NOBEL D’UN JOUR: Désunion europénne

L’Europe avance-t-elle ? Prix Nobel, Union bancaire et projet de nouveau traité en donnent l’impression. Mais sa démarche est fragile, et les grands acteurs tirent de tous les côtés.

Les leaders européens n’ont pas vraiment eu le temps d’apprécier le Nobel décerné à l’UE, que ce soit pour s’en réjouir ou pour alimenter leur réflexion. Le week-end dernier a eu lieu un sommet européen avec de longues sessions nocturnes. Au centre des débats s’est trouvé l’union bancaire entre les pays ayant adopté l’euro, mais le résultat le plus important de la réunion est le passage à une Europe à deux vitesses.

Traditionnellement, ce terme désigne l’idée qu’un groupe de pays prend les devants et procède à une intégration dans un domaine, par exemple celui des contrôles aux frontières. Ensuite, par un effet d’entraînement, les pays indécis finissent par suivre – aboutissant par exemple à un espace Schengen couvrant presque toute l’Union. Ce même modèle avait été envisagé pour la monnaie unique et pouvait sembler réaliste jusqu’avant la crise, avec quatre pays supplémentaires ayant rejoint la zone euro, plusieurs autres envisageant de le faire, et le Royaume-Uni n’excluant pas cette possibilité. Théoriquement, l’union bancaire décidée pour 2013, ainsi qu’une éventuelle fédéralisation financière et politique à venir, pourraient donner lieu au même phénomène.

En pratique, ce n’est pas le cas. A la suite du sommet, David Cameron, le premier ministre britannique, a fait savoir que les changements en cours dans l’architecture institutionnelle de la zone euro offraient l’occasion au Royaume-Uni de renégocier sa place dans l’Union européenne. En clair, Londres veut continuer à profiter de la libre circulation, notamment dans le domaine de la finance. Mais se plaçant désormais à la périphérie de l’Union, elle voudrait payer moins et se soumettre à moins de réglementations.
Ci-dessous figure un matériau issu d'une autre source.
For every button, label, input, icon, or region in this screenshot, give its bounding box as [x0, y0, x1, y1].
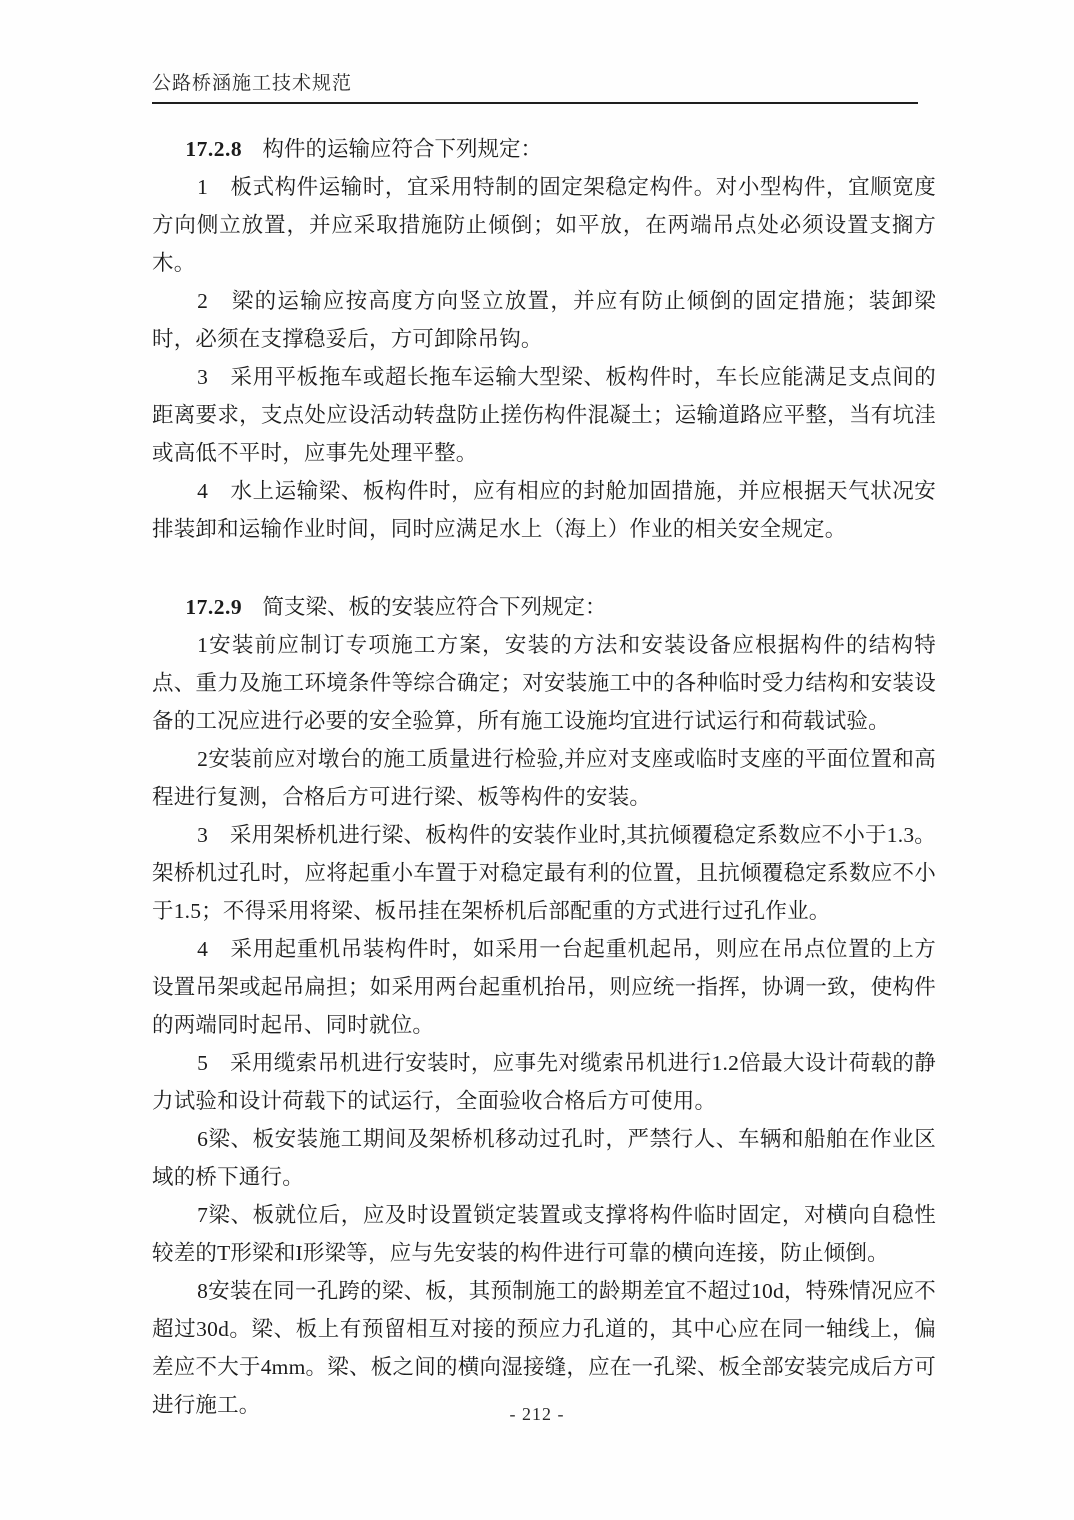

D’autres pays non membres de la zone euro tels que la Pologne hésitent : contrairement à Londres, Varsovie voudrait bien participer à l’Union bancaire – en attendant d’adopter éventuellement l’euro – et s’intéresse de près à la manière dont la Banque centrale européenne doit exercer sa fonction de contrôle. Or, si l’intégration économique et politique au sein de la zone euro doit réellement se poursuivre, les pays « à vitesse lente » deviendront des boulets aux pieds des autres. L’introduction de la taxe sur les transactions financières en donne un avant-goût : Londres n’y participe pas et espère gagner des parts de marché aux frais des autres places financières. Le Luxembourg, qui tente la même chose, ne pourra probablement pas maintenir son refus en tant que membre de la zone euro, mais le seul moyen de pression face aux Britanniques serait de les exclure de certains bénéfices de la libre circulation des capitaux. Clairement, une union politique sérieuse, assurant la prééminence de la politique sur le marché, conduira en fin de compte à exclure du marché unique les pays qui n’ont pas suivi la voie politique.
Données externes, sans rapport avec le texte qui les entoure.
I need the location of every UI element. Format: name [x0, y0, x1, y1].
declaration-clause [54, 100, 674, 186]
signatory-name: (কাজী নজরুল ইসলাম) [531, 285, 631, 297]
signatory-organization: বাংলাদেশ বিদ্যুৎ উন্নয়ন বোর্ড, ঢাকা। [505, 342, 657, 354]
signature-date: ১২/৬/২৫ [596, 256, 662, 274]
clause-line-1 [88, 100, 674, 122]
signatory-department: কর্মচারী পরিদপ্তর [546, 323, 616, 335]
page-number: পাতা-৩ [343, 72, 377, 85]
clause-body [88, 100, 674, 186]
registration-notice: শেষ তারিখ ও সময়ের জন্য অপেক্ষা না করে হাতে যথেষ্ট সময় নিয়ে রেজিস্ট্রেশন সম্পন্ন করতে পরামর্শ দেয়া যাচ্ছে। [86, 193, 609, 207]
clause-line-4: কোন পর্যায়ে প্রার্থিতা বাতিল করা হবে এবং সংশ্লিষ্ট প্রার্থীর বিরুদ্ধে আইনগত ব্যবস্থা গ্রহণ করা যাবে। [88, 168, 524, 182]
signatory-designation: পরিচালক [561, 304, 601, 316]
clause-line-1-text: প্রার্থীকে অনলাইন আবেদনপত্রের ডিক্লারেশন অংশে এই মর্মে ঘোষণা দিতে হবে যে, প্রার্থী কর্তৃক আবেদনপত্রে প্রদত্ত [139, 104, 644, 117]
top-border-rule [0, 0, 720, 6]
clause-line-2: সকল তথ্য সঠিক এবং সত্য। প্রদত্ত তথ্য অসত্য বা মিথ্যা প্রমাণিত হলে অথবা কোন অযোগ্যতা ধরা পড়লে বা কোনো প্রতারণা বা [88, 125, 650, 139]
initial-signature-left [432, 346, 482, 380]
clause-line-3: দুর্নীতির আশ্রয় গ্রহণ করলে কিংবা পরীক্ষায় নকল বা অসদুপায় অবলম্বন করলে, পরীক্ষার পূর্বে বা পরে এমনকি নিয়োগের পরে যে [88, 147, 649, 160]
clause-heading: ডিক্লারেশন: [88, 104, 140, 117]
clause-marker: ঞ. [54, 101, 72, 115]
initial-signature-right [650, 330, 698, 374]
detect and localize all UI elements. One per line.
Tout cela est cependant très hypothétique, car supposant que la France et l’Allemagne partagent le même projet de convergence européenne. Or, l’association entre François Hollande et Angela Merkel ressemble à un tandem monté à l’envers. Certes, l’apparent consensus sur un budget européen spécial pour la zone euro, sorte d’embryon d’un budget fédéral à l’américaine, constitue une avancée symbolique. Et l’idée d’un nouveau traité européen, permettant de refonder le projet européen, a été lancée par l’Allemagne et acceptée en principe par la France.
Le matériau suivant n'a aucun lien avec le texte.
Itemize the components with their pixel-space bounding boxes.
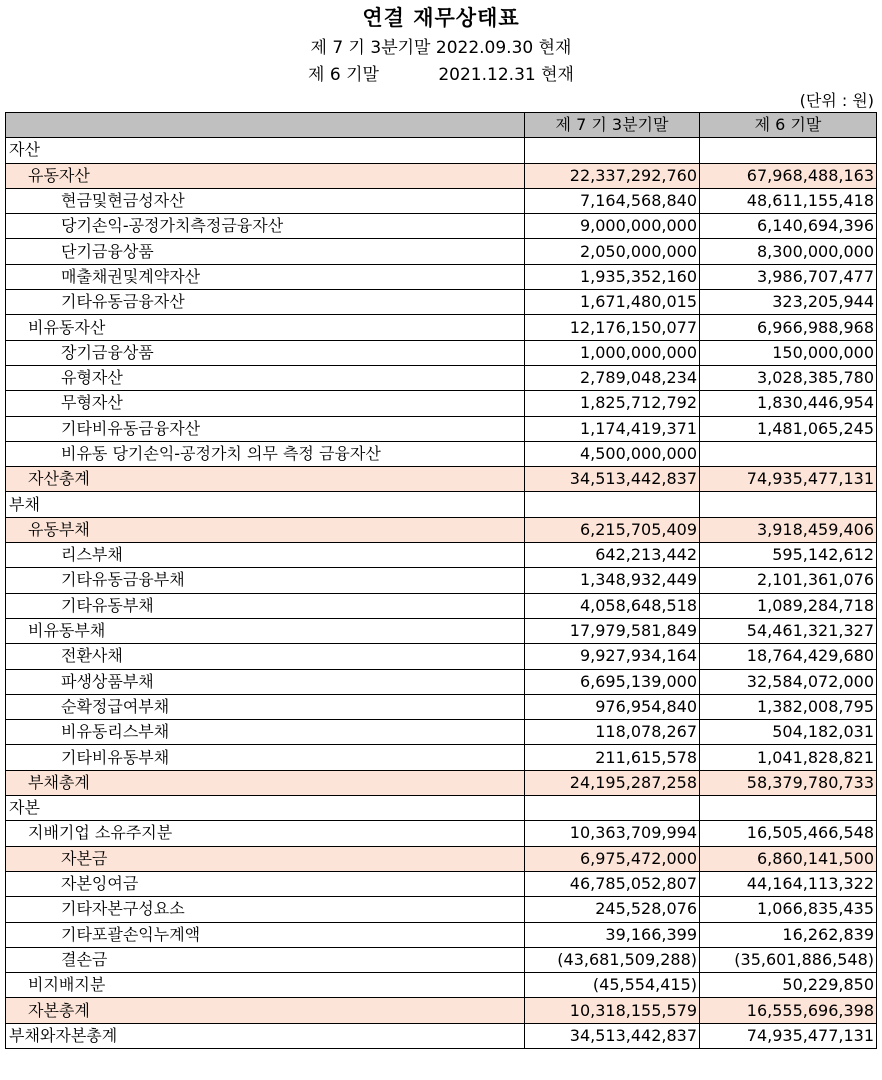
table-row (6, 315, 877, 340)
table-row (6, 1023, 877, 1048)
table-row (6, 694, 877, 719)
table-row (6, 846, 877, 871)
column-header-prior: 제 6 기말 (700, 113, 877, 138)
row-label: 장기금융상품 (6, 340, 525, 365)
table-row (6, 947, 877, 972)
row-label: 자본잉여금 (6, 871, 525, 896)
value-current: 1,825,712,792 (525, 391, 700, 416)
row-label: 유형자산 (6, 365, 525, 390)
value-prior: 3,986,707,477 (700, 264, 877, 289)
row-label: 현금및현금성자산 (6, 188, 525, 213)
table-row (6, 467, 877, 492)
value-prior: 323,205,944 (700, 290, 877, 315)
table-row (6, 922, 877, 947)
table-row (6, 973, 877, 998)
row-label: 비유동부채 (6, 618, 525, 643)
value-prior: 2,101,361,076 (700, 568, 877, 593)
table-row (6, 644, 877, 669)
row-label: 기타비유동금융자산 (6, 416, 525, 441)
table-row (6, 720, 877, 745)
value-current: 46,785,052,807 (525, 871, 700, 896)
row-label: 리스부채 (6, 543, 525, 568)
value-prior: 32,584,072,000 (700, 669, 877, 694)
value-current: 1,671,480,015 (525, 290, 700, 315)
value-prior: 54,461,321,327 (700, 618, 877, 643)
row-label: 기타유동금융부채 (6, 568, 525, 593)
value-prior: 1,066,835,435 (700, 897, 877, 922)
value-prior: 74,935,477,131 (700, 467, 877, 492)
row-label: 비유동 당기손익-공정가치 의무 측정 금융자산 (6, 441, 525, 466)
column-header-current: 제 7 기 3분기말 (525, 113, 700, 138)
value-current: 245,528,076 (525, 897, 700, 922)
period-current: 제 7 기 3분기말 2022.09.30 현재 (310, 38, 572, 58)
value-prior: 44,164,113,322 (700, 871, 877, 896)
table-row (6, 492, 877, 517)
value-prior: 16,505,466,548 (700, 821, 877, 846)
value-current: 976,954,840 (525, 694, 700, 719)
table-row (6, 821, 877, 846)
value-prior: 67,968,488,163 (700, 163, 877, 188)
value-current: 12,176,150,077 (525, 315, 700, 340)
row-label: 유동부채 (6, 517, 525, 542)
value-prior: 8,300,000,000 (700, 239, 877, 264)
table-row (6, 998, 877, 1023)
table-row (6, 568, 877, 593)
value-current: 7,164,568,840 (525, 188, 700, 213)
row-label: 비유동리스부채 (6, 720, 525, 745)
value-prior: 16,555,696,398 (700, 998, 877, 1023)
row-label: 결손금 (6, 947, 525, 972)
table-row (6, 517, 877, 542)
value-prior: 74,935,477,131 (700, 1023, 877, 1048)
value-current: 10,318,155,579 (525, 998, 700, 1023)
table-header-row (6, 113, 877, 138)
value-current: 39,166,399 (525, 922, 700, 947)
value-current: 9,927,934,164 (525, 644, 700, 669)
value-prior: 18,764,429,680 (700, 644, 877, 669)
table-row (6, 745, 877, 770)
table-row (6, 264, 877, 289)
value-prior: 6,140,694,396 (700, 214, 877, 239)
value-current: 2,050,000,000 (525, 239, 700, 264)
value-prior: 3,028,385,780 (700, 365, 877, 390)
value-current: 6,975,472,000 (525, 846, 700, 871)
table-row (6, 239, 877, 264)
value-current: 211,615,578 (525, 745, 700, 770)
balance-sheet-table (5, 112, 877, 1049)
value-current: (45,554,415) (525, 973, 700, 998)
value-current: 24,195,287,258 (525, 770, 700, 795)
table-row (6, 796, 877, 821)
value-current: 1,174,419,371 (525, 416, 700, 441)
table-row (6, 138, 877, 163)
value-prior (700, 441, 877, 466)
table-row (6, 543, 877, 568)
row-label: 비지배지분 (6, 973, 525, 998)
row-label: 기타자본구성요소 (6, 897, 525, 922)
row-label: 매출채권및계약자산 (6, 264, 525, 289)
value-prior: (35,601,886,548) (700, 947, 877, 972)
value-prior: 1,041,828,821 (700, 745, 877, 770)
value-current: 1,348,932,449 (525, 568, 700, 593)
table-row (6, 188, 877, 213)
value-prior (700, 492, 877, 517)
value-prior: 504,182,031 (700, 720, 877, 745)
value-prior: 58,379,780,733 (700, 770, 877, 795)
value-prior: 595,142,612 (700, 543, 877, 568)
value-current: 642,213,442 (525, 543, 700, 568)
table-row (6, 391, 877, 416)
row-label: 자산 (6, 138, 525, 163)
value-prior: 3,918,459,406 (700, 517, 877, 542)
row-label: 부채총계 (6, 770, 525, 795)
value-current: 9,000,000,000 (525, 214, 700, 239)
row-label: 순확정급여부채 (6, 694, 525, 719)
row-label: 기타포괄손익누계액 (6, 922, 525, 947)
value-prior (700, 796, 877, 821)
value-current: 17,979,581,849 (525, 618, 700, 643)
value-current (525, 796, 700, 821)
value-prior: 48,611,155,418 (700, 188, 877, 213)
value-prior: 16,262,839 (700, 922, 877, 947)
table-row (6, 365, 877, 390)
value-current: 4,058,648,518 (525, 593, 700, 618)
row-label: 단기금융상품 (6, 239, 525, 264)
value-prior: 1,382,008,795 (700, 694, 877, 719)
row-label: 자본금 (6, 846, 525, 871)
period-prior: 제 6 기말 2021.12.31 현재 (308, 65, 574, 85)
value-current (525, 138, 700, 163)
row-label: 유동자산 (6, 163, 525, 188)
page-title: 연결 재무상태표 (362, 6, 520, 30)
value-current (525, 492, 700, 517)
value-current: 1,935,352,160 (525, 264, 700, 289)
row-label: 부채와자본총계 (6, 1023, 525, 1048)
row-label: 자산총계 (6, 467, 525, 492)
table-row (6, 618, 877, 643)
row-label: 부채 (6, 492, 525, 517)
value-current: 4,500,000,000 (525, 441, 700, 466)
unit-label: (단위 : 원) (799, 91, 874, 110)
row-label: 당기손익-공정가치측정금융자산 (6, 214, 525, 239)
value-prior: 6,966,988,968 (700, 315, 877, 340)
table-row (6, 163, 877, 188)
table-row (6, 290, 877, 315)
table-row (6, 340, 877, 365)
table-row (6, 441, 877, 466)
value-prior: 1,830,446,954 (700, 391, 877, 416)
value-prior: 6,860,141,500 (700, 846, 877, 871)
table-row (6, 593, 877, 618)
value-current: 1,000,000,000 (525, 340, 700, 365)
value-current: 34,513,442,837 (525, 467, 700, 492)
table-row (6, 214, 877, 239)
table-row (6, 669, 877, 694)
value-prior: 1,481,065,245 (700, 416, 877, 441)
table-row (6, 897, 877, 922)
value-prior (700, 138, 877, 163)
table-row (6, 871, 877, 896)
table-body (6, 138, 877, 1049)
table-row (6, 770, 877, 795)
row-label: 자본총계 (6, 998, 525, 1023)
value-current: (43,681,509,288) (525, 947, 700, 972)
row-label: 기타유동부채 (6, 593, 525, 618)
value-current: 6,215,705,409 (525, 517, 700, 542)
value-prior: 1,089,284,718 (700, 593, 877, 618)
value-current: 2,789,048,234 (525, 365, 700, 390)
value-current: 22,337,292,760 (525, 163, 700, 188)
row-label: 전환사채 (6, 644, 525, 669)
value-prior: 50,229,850 (700, 973, 877, 998)
row-label: 무형자산 (6, 391, 525, 416)
table-row (6, 416, 877, 441)
value-current: 118,078,267 (525, 720, 700, 745)
column-header-item (6, 113, 525, 138)
row-label: 파생상품부채 (6, 669, 525, 694)
value-current: 10,363,709,994 (525, 821, 700, 846)
row-label: 비유동자산 (6, 315, 525, 340)
row-label: 지배기업 소유주지분 (6, 821, 525, 846)
row-label: 기타유동금융자산 (6, 290, 525, 315)
value-current: 6,695,139,000 (525, 669, 700, 694)
row-label: 자본 (6, 796, 525, 821)
row-label: 기타비유동부채 (6, 745, 525, 770)
value-prior: 150,000,000 (700, 340, 877, 365)
value-current: 34,513,442,837 (525, 1023, 700, 1048)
Cependant, en prévision des élections de 2013, Merkel n’ira sans doute pas très loin en matière d’innovations qui risquent de coûter à l’Allemagne. Et François Hollande a mis des conditions au renforcement et à la fédéralisation de l’Europe politique : celle-ci devra d’abord être sociale. Sur ce point, il a l’appui notamment des syndicats et d’une partie de la social-démocratie européenne, et surtout celui de la gauche française – en attendant de voir combien de social il obtiendra en échange des abandons de souveraineté, sujet hyper-sensible en France.

Le risque étant que France et Allemagne choisissent le plus petit dénominateur commun, à savoir renoncer à la fédéralisation politique autant qu’à la mutualisation des budgets. Mais alors, tandis que l’Europe « à vitesse lente » sera en marche arrière, l’Europe « à haute vitesse » ne sera ni sociale, ni politique, et fera plutôt du sur place.